The range of probable ages for the nine radiocarbon dated charcoal fragments (Fig. 3) demonstrates that all originated within the historic period. Calendar age determinations were calculated using methodologies providing a high probability of inclusion within the calibrated period, thus ensuring accuracy, but also leading to increasing age range estimates. Most of the uncalibrated 14C dates fall within the modern plateau for radiocarbon dating, leading to decreased precision in the calibration (Table 2). An additional factor in dating charcoal is that the fragments being dated may have come from large trees, thus possibly yielding dates of origination which may be several centuries older than the actual burn period. The oldest charcoal remains revealed by this study (Whale Bay, grid square H9) were from a sample of the large tree species Piscidia carthagenensis dating to between a.d. 1500 and 1650, still predominantly within the historic period. Despite the combination of factors tending to increase calibrated age range estimates, the campsite assemblage results remain remarkably similar—clearly demonstrating that the burning took place within the historic period.

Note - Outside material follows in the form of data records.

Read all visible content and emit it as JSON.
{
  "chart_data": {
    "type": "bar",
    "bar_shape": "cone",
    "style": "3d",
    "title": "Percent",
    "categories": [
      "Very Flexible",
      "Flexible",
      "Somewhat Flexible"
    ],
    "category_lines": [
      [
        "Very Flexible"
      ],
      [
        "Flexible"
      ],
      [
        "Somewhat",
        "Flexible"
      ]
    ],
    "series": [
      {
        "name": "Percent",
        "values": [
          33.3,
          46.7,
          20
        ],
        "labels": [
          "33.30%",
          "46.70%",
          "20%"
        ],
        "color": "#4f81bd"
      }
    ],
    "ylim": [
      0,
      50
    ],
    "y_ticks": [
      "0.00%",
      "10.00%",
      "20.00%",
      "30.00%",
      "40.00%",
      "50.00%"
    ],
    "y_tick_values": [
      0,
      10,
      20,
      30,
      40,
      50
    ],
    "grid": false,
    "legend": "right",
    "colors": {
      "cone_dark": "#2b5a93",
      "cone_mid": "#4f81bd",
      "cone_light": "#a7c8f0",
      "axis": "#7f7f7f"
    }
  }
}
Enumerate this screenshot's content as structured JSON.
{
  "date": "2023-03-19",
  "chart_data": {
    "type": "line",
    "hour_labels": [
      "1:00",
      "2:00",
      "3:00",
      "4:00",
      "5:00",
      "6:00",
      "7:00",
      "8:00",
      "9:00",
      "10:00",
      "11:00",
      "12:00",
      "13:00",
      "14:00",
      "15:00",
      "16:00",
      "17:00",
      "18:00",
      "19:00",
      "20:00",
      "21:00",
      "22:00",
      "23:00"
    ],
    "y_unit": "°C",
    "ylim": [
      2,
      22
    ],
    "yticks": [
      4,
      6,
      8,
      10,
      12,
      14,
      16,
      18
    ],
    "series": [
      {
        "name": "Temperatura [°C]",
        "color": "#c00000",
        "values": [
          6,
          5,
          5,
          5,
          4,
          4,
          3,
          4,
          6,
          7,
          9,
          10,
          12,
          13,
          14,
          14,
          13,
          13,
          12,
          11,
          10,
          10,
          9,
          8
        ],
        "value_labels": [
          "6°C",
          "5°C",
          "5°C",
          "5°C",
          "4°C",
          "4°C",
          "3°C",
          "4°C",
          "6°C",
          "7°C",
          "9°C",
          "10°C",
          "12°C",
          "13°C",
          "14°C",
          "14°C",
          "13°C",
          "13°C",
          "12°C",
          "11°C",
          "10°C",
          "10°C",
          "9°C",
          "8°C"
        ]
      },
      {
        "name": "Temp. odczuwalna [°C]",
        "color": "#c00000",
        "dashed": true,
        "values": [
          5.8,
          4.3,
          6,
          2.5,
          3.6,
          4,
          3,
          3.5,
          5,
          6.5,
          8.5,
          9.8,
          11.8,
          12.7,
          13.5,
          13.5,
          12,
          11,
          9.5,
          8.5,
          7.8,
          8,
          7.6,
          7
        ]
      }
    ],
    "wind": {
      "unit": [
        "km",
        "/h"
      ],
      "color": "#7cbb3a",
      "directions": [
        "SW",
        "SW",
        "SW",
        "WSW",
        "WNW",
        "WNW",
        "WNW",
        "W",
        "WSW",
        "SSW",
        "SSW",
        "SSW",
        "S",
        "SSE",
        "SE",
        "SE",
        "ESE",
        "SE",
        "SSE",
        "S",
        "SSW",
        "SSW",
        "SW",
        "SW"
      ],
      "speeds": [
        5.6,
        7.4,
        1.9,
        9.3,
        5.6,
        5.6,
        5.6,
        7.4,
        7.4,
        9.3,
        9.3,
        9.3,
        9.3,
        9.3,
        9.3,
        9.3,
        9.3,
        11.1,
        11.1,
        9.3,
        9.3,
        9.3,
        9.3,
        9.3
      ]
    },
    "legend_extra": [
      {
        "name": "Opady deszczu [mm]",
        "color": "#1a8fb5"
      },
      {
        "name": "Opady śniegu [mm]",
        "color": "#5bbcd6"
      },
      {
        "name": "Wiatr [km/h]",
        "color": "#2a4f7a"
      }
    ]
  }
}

The sites analysed contained ‘aboriginal ware’ in association with the dated charcoal assemblages. As the sites consist largely of remains lying on the surface, or within the uppermost sediments, the association of pottery and charcoal was generally surficial, and therefore not as strong as that from within sealed stratigraphy. However, where samples were sealed stratigraphically, as at James Bay and Buccaneer Bay, the radiocarbon dates were equally young. The radiocarbon results contradict inferences of pre-European occupation drawn from typological analysis of pottery by Heyerdahl and Skjölsvold (1956) and support the conclusion developed upon the preponderance of recent archaeological data (Anderson 2005; Stothert 2007; Flett and Haberle 2008) that human impact did not begin in Galápagos until after European discovery.